Two of the most common metrics businesses use to measure profitability are gross profit and earnings before interest, taxes, depreciation and amortization (EBITDA). Regardless of which metric is being analyzed, all measures of profitability begin with revenue. Revenue is the amount of income generated from the sale of goods or services and is calculated by multiplying the selling price of a product by the number of items sold for a given period. Product pricing, therefore, can have a dramatic impact on profitability at every level, including gross profit and EBITDA.

If all else remains equal, an increase in product pricing generates a corresponding increase in revenue and profit. If company ABC normally sells 10,000 widgets at $5 each, its typical revenue is $50,000. If the company increases the selling price of each widget by $1 and sales remain stable, revenue is increased by $10,000.

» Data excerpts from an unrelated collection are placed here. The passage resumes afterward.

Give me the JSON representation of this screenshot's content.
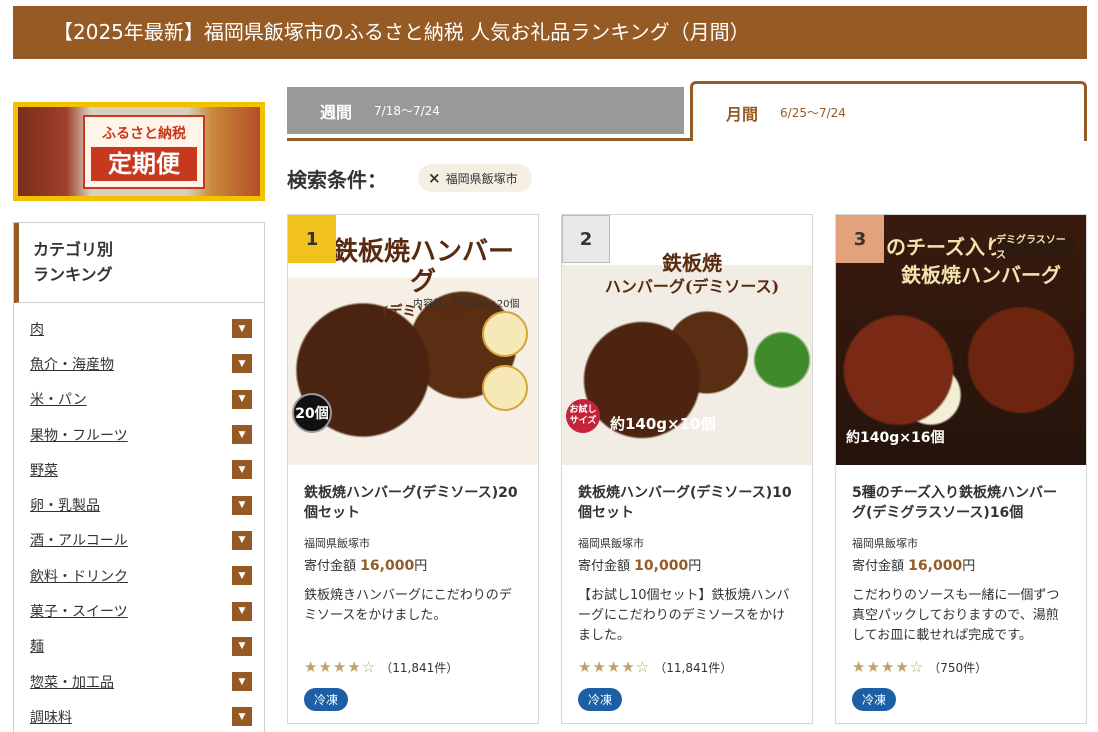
{
  "header": {
    "title": "【2025年最新】福岡県飯塚市のふるさと納税 人気お礼品ランキング（月間）"
  },
  "banner": {
    "small_text": "ふるさと納税",
    "big_text": "定期便"
  },
  "sidebar": {
    "title_line1": "カテゴリ別",
    "title_line2": "ランキング",
    "items": [
      {
        "label": "肉"
      },
      {
        "label": "魚介・海産物"
      },
      {
        "label": "米・パン"
      },
      {
        "label": "果物・フルーツ"
      },
      {
        "label": "野菜"
      },
      {
        "label": "卵・乳製品"
      },
      {
        "label": "酒・アルコール"
      },
      {
        "label": "飲料・ドリンク"
      },
      {
        "label": "菓子・スイーツ"
      },
      {
        "label": "麺"
      },
      {
        "label": "惣菜・加工品"
      },
      {
        "label": "調味料"
      }
    ],
    "arrow_icon": "triangle-down-icon"
  },
  "tabs": {
    "week": {
      "label": "週間",
      "range": "7/18〜7/24"
    },
    "month": {
      "label": "月間",
      "range": "6/25〜7/24"
    }
  },
  "search": {
    "label": "検索条件：",
    "chip": "福岡県飯塚市"
  },
  "accent_color": "#965a25",
  "products": [
    {
      "rank": "1",
      "image_title": "鉄板焼ハンバーグ",
      "image_title2": "(デミソース)",
      "image_sub": "内容量：約140g×20個",
      "image_badge": "20個",
      "title": "鉄板焼ハンバーグ(デミソース)20個セット",
      "city": "福岡県飯塚市",
      "price_label": "寄付金額",
      "price": "16,000",
      "currency": "円",
      "description": "鉄板焼きハンバーグにこだわりのデミソースをかけました。",
      "stars": "★★★★☆",
      "rating": 4.5,
      "review_count": "（11,841件）",
      "tag": "冷凍"
    },
    {
      "rank": "2",
      "image_title": "鉄板焼",
      "image_title2": "ハンバーグ(デミソース)",
      "image_sub": "約140g×10個",
      "image_badge": "お試しサイズ",
      "title": "鉄板焼ハンバーグ(デミソース)10個セット",
      "city": "福岡県飯塚市",
      "price_label": "寄付金額",
      "price": "10,000",
      "currency": "円",
      "description": "【お試し10個セット】鉄板焼ハンバーグにこだわりのデミソースをかけました。",
      "stars": "★★★★☆",
      "rating": 4.5,
      "review_count": "（11,841件）",
      "tag": "冷凍"
    },
    {
      "rank": "3",
      "image_title": "のチーズ入り",
      "image_title2": "鉄板焼ハンバーグ",
      "image_sub": "約140g×16個",
      "image_badge": "デミグラスソース",
      "title": "5種のチーズ入り鉄板焼ハンバーグ(デミグラスソース)16個",
      "city": "福岡県飯塚市",
      "price_label": "寄付金額",
      "price": "16,000",
      "currency": "円",
      "description": "こだわりのソースも一緒に一個ずつ真空パックしておりますので、湯煎してお皿に載せれば完成です。",
      "stars": "★★★★☆",
      "rating": 4.5,
      "review_count": "（750件）",
      "tag": "冷凍"
    }
  ]
}
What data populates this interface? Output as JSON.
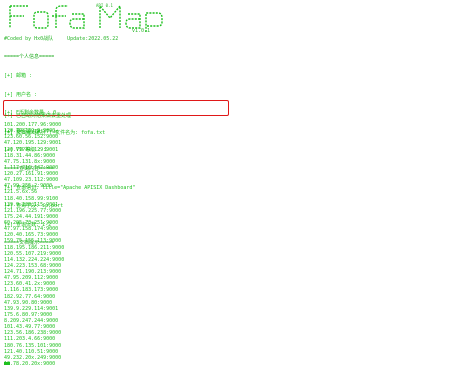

How Revenue Affects Gross Profit

A bump in revenue has a trickle-down effect on profitability metrics. Gross profit, for example, is equal to total revenue minus the cost of goods sold (COGS). Thus, if a company increases the selling price of its product but sales and COGS remain stable, the gross profit is given a boost equal to the increase in revenue. If company ABC has typical COGS of $5,000 for the 10,000 widgets its sells each year, its gross profit jumps from $45,000 to $55,000 as a result of the $1.00 price increase, assuming everything else remains unchanged. This is important because the higher a company's gross profit, the more revenue remains to take care of the myriad other expenses required to run a business. Businesses with weak gross profits tend to have less than robust net profits, making them less desirable to investors.

How EBITDA Benefits From Increased Revenue

EBITDA also benefits from increased revenue, though its calculation is more complex. Because EBITDA reflects the amount of revenue that remains as profit after accounting for all expenses except interest, taxes, depreciation and amortization, it is often calculated by adding these costs back into the net profit figure, or bottom line. As with gross profit, an increase in selling price means a corresponding increase in EBITDA, if all expenses remain stable.

Assume company ABC, by selling only 10,000 widgets annually, generates net profits of $30,000 when each widget is sold for $5. The difference between ABC's bottom line and its gross profit is $15,000, meaning the business has total expenses of $20,000, including COGS. Say of that $20,000, interest expenses total $2,000, taxes total $4,000 and depreciation and amortization clock in at $2,000 each. When each widget sells for $5, the company's EBITDA is $30,000 + $2,000 + $4,000 + $2,000 + $2,000, or $40,000.

If revenue jumps to $60,000 as a result of a $1 increase in selling price and all expenses remain stable, the company's net profit becomes $40,000. EBITDA also enjoys a bump: $40,000 + $2,000 + $4,000 + $2,000 + $2,000 = $50,000.

However, price changes are rarely so straightforward, and often a price increase must be accompanied by an improvement in product quality commensurate with the higher cost to consumers. If the price of a product is increased too much, sales may falter as customers choose to do business elsewhere, leading to lower revenue and diminished profits.